How do I smooth a plot with my x-axis being dates of unequal interval. My data is;
import numpy as np
from pylab import plt
import datetime as dt
x = np.array([dt.date(2000, 11, 30), dt.date(2001, 3, 31), dt.date(2001, 11, 30),
dt.date(2002, 3, 31), dt.date(2002, 11, 30), dt.date(2003, 3, 31),
dt.date(2003, 11, 30), dt.date(2004, 3, 31), dt.date(2004, 11, 30),
dt.date(2005, 3, 31), dt.date(2005, 11, 30), dt.date(2006, 3, 31),
dt.date(2006, 11, 30), dt.date(2007, 3, 31), dt.date(2007, 11, 30),
dt.date(2008, 3, 31), dt.date(2008, 11, 30), dt.date(2009, 3, 31),
dt.date(2009, 11, 30), dt.date(2010, 3, 31), dt.date(2010, 11, 30),
dt.date(2011, 3, 31), dt.date(2011, 11, 30), dt.date(2012, 3, 31),
dt.date(2012, 11, 30), dt.date(2013, 3, 31), dt.date(2013,11, 30)])
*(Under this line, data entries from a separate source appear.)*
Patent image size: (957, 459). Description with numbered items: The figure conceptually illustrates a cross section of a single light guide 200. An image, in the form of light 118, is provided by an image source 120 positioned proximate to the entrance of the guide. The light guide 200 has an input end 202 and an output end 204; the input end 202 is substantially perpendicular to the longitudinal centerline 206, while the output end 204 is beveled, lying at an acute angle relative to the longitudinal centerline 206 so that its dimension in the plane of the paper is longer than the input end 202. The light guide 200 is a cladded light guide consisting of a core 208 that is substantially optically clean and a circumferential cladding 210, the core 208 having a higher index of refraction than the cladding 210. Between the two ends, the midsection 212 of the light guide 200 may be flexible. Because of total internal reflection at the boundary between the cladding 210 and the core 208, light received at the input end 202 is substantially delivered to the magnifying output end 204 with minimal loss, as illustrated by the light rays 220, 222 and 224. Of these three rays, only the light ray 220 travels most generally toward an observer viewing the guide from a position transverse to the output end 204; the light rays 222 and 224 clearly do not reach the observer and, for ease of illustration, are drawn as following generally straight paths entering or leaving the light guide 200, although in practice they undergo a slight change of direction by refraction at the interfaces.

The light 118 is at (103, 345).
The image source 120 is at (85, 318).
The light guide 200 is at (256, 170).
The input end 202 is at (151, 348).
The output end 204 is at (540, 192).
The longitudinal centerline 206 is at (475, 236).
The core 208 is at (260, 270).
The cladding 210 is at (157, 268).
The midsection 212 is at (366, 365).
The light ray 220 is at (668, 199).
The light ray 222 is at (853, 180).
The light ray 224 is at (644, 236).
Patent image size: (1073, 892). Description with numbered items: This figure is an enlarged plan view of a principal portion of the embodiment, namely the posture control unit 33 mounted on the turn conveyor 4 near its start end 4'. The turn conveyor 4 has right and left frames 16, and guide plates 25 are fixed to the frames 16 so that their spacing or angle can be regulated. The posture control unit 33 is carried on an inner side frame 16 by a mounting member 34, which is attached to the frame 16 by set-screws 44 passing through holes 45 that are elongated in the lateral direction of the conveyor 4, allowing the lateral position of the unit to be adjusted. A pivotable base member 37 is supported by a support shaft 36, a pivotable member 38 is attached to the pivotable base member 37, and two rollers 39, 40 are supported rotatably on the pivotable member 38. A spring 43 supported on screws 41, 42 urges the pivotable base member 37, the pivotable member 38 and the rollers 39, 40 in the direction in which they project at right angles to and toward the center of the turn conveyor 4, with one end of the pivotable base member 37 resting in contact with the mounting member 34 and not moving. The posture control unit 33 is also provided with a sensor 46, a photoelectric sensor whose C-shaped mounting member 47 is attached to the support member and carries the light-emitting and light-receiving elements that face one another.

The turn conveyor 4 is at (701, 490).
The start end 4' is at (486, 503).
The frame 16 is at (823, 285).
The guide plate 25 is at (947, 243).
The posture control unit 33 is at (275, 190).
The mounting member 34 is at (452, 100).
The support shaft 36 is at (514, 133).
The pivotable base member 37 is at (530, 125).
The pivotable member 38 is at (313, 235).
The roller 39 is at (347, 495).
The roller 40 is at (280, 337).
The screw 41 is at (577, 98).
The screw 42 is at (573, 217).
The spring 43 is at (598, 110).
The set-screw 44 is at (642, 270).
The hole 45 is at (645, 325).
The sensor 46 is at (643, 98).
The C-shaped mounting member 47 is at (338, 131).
y = np.array([0, -2.15881, -1.18881, -2.91211, -2.33211, -5.06131, -4.24131, -6.04321, -4.56321, -6.42431, -5.68431, -8.83711, -8.43711, -11.02821,
-10.66821, -12.90341, -11.02341, -13.77671, -13.27671, -13.89671,
-12.23671, -13.89411, -12.61411])
plt.plot(x, y)
I tried the scipy spline
but had problem because of my uneven x intervals.
It worked for me!
You have to convert the dates to numbers and use the scipy.interplolate.spline to make the plot smoother.
import numpy as np
from pylab import plt
import datetime as dt
from scipy.interpolate import spline
from matplotlib import dates
x = np.array([dt.date(2000, 11, 30), dt.date(2001, 3, 31), dt.date(2001, 11, 30),
dt.date(2002, 3, 31), dt.date(2002, 11, 30), dt.date(2003, 3, 31),
dt.date(2003, 11, 30), dt.date(2004, 3, 31), dt.date(2004, 11, 30),
dt.date(2005, 3, 31), dt.date(2005, 11, 30), dt.date(2006, 3, 31),
dt.date(2006, 11, 30), dt.date(2007, 3, 31), dt.date(2007, 11, 30),
dt.date(2008, 3, 31), dt.date(2008, 11, 30), dt.date(2009, 3, 31),
dt.date(2009, 11, 30), dt.date(2010, 3, 31), dt.date(2010, 11, 30),
dt.date(2011, 3, 31), dt.date(2011, 11, 30)])
y = np.array([0, -2.15881, -1.18881, -2.91211, -2.33211, -5.06131, -4.24131, -6.04321,
-4.56321, -6.42431, -5.68431, -8.83711, -8.43711, -11.02821,
-10.66821, -12.90341, -11.02341, -13.77671, -13.27671, -13.89671,
-12.23671, -13.89411, -12.61411])
# create an array of numbers for the dates
x_dates = np.array([dates.date2num(i) for i in x])
plt.figure()
plt.plot(x, y)
plt.show()
# create more uniform intervals in x axis and use spline to interpolate data
x_smooth = np.linspace(x_dates.min(), x_dates.max(), 200)
y_smooth = spline(x_dates, y, x_smooth)
# creating a new date array from the new date number array
x_new = np.array([dates.num2date(i) for i in x_smooth])
plt.figure()
plt.plot(x_new, y_smooth)
plt.show()
And superimposing the two figures, we see that the match is pretty good!